Customer onboarding: New customer → provisioned in shared DB (or new isolated if enterprise) → dashboard created in Power BI
Load growth: As customer's volume grows, can migrate to isolated DB (zero-downtime with replication)

Lab 3: Enterprise Data Lake (Batch + Real-time)

Requirements

Ingest: Batch (daily uploads) + Real-time (logs, IoT, APIs)
Governance: Multi-team access, PII masking, audit trails
Analytics: SQL queries + Spark notebooks

Proposed Architecture


        INGESTION

        ├── Batch: Data Factory (daily ETL jobs)

        ├── Real-time: Event Hub → Stream Analytics → ADLS

        └── API: Logic Apps (webhook triggers)


        DATA LAKE (Raw → Processed → Curated)

        ├── Raw layer: ADLS container (immutable, audit logged)

        ├── Processed layer: Delta tables (versioned, ACID)
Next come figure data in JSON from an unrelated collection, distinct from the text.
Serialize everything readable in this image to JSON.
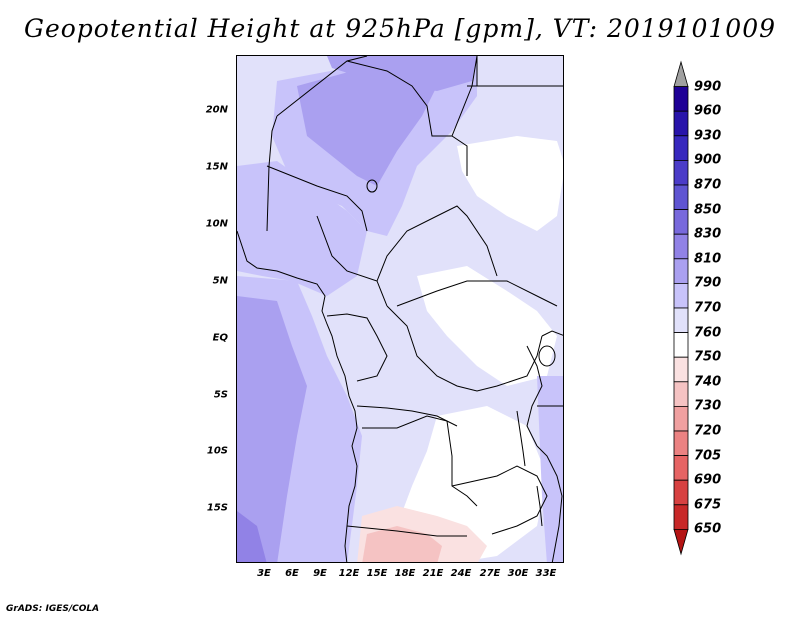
{
  "title": "Geopotential Height at 925hPa [gpm], VT: 2019101009",
  "credit": "GrADS: IGES/COLA",
  "lat_labels": [
    "20N",
    "15N",
    "10N",
    "5N",
    "EQ",
    "5S",
    "10S",
    "15S"
  ],
  "lon_labels": [
    "3E",
    "6E",
    "9E",
    "12E",
    "15E",
    "18E",
    "21E",
    "24E",
    "27E",
    "30E",
    "33E"
  ],
  "colorbar": {
    "levels": [
      "990",
      "960",
      "930",
      "900",
      "870",
      "850",
      "830",
      "810",
      "790",
      "770",
      "760",
      "750",
      "740",
      "730",
      "720",
      "705",
      "690",
      "675",
      "650"
    ],
    "colors_top_to_bottom": [
      "#a0a0a0",
      "#1e0096",
      "#2814aa",
      "#3728be",
      "#4b3cc8",
      "#5f55d2",
      "#7869dc",
      "#9182e6",
      "#aaa0f0",
      "#c8c3fa",
      "#e1e1fa",
      "#ffffff",
      "#fae1e1",
      "#f5c3c3",
      "#f0a0a0",
      "#eb8282",
      "#e66464",
      "#d74141",
      "#c82828",
      "#b41414"
    ]
  },
  "legend_colors": {
    "light_blue": "#e1e1fa",
    "mid_blue": "#c8c3fa",
    "blue": "#aaa0f0",
    "deep_blue": "#9182e6",
    "white": "#ffffff",
    "light_red": "#fae1e1",
    "pink": "#f5c3c3"
  }
}
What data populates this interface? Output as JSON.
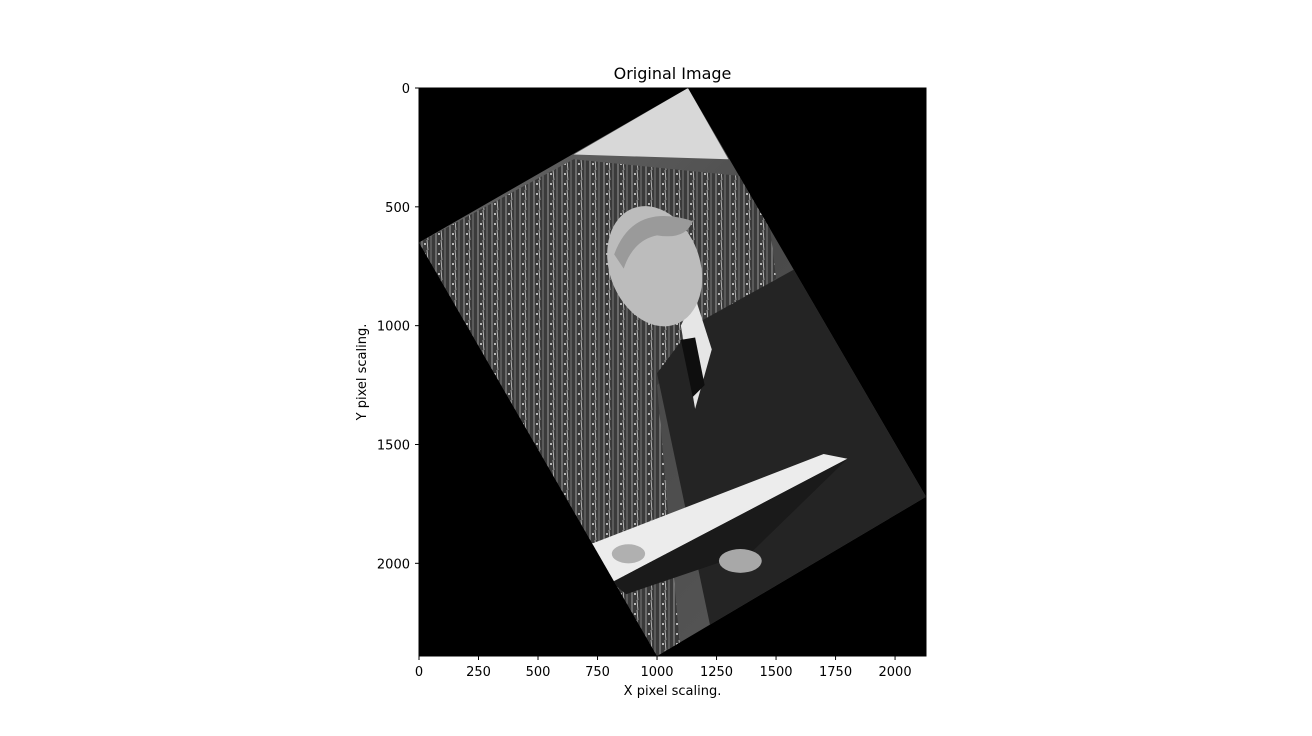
{
  "chart_data": {
    "type": "image",
    "title": "Original Image",
    "xlabel": "X pixel scaling.",
    "ylabel": "Y pixel scaling.",
    "xlim": [
      0,
      2130
    ],
    "ylim": [
      2390,
      0
    ],
    "x_ticks": [
      0,
      250,
      500,
      750,
      1000,
      1250,
      1500,
      1750,
      2000
    ],
    "y_ticks": [
      0,
      500,
      1000,
      1500,
      2000
    ],
    "colormap": "gray",
    "photo_corners": [
      [
        1130,
        0
      ],
      [
        2130,
        1720
      ],
      [
        1000,
        2390
      ],
      [
        0,
        650
      ]
    ],
    "photo_description": "rotated black-and-white photograph of a man in a suit holding an open book in front of a wired machine"
  }
}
        └── Curated layer: Optimized for analytics


        GOVERNANCE

        ├── Purview (data catalog, lineage, PII detection)

        ├── Synapse access control (who sees what)

        └── Audit logging (track data access)


        ANALYTICS

        ├── Synapse SQL (distributed SQL queries)

        ├── Spark (ML, complex ETL)

        └── Power BI (dashboards)

Key Decisions

Data Factory: Schedules daily ETL pipelines, handles partial failures with retry
Delta Lake: ACID transactions on data lake (prevents corruption, enables time travel)
Purview: Automatic PII detection, masking rules per team (Finance sees customer IDs, Marketing sees masked)
Synapse: Distributed SQL (query TBs fast), + Spark for ML

Best Practices Summary

Design Patterns Found in Real Architectures

Layering: Public → Apps → Data (separation of concerns)
Async patterns: Use Service Bus/Event Hub to decouple components (prevent timeouts)
Caching layer: Redis for hot data (massive throughput increase)
Multi-tenancy consideration: Decide: isolated DB per customer vs shared DB + RLS (cost-isolation tradeoff)
Monitoring everywhere: Application Insights + Azure Monitor in every design (observability = debugging faster)
Cost consciousness: Auto-scale, spot VMs, tiered storage (real architects optimize cost)

Summary

E-commerce: Front Door (global), zones for HA, SQL + Cosmos for consistency/performance, Service Bus for async
SaaS: Multi-tenancy (separate or shared + RLS), containers for scaling, Power BI for dashboards
Data Lake: Raw/Processed/Curated layers, Delta for ACID, Purview for governance
Common themes: Async patterns, caching, monitoring, cost optimization, multi-layer security

Your Turn: Design Challenge

Scenario: A logistics company needs to track shipments globally. Drivers upload location + package info every 30 seconds. Dashboard shows routes + delivery ETAs. 500,000 drivers. Must survive region failure.

Design this architecture on paper (30 min). Answer: Pick components for ingestion (hint: 500k devices = need event hub, not API), storage (timeseries DB?), real-time processing, dashboard. Then compare with classmates!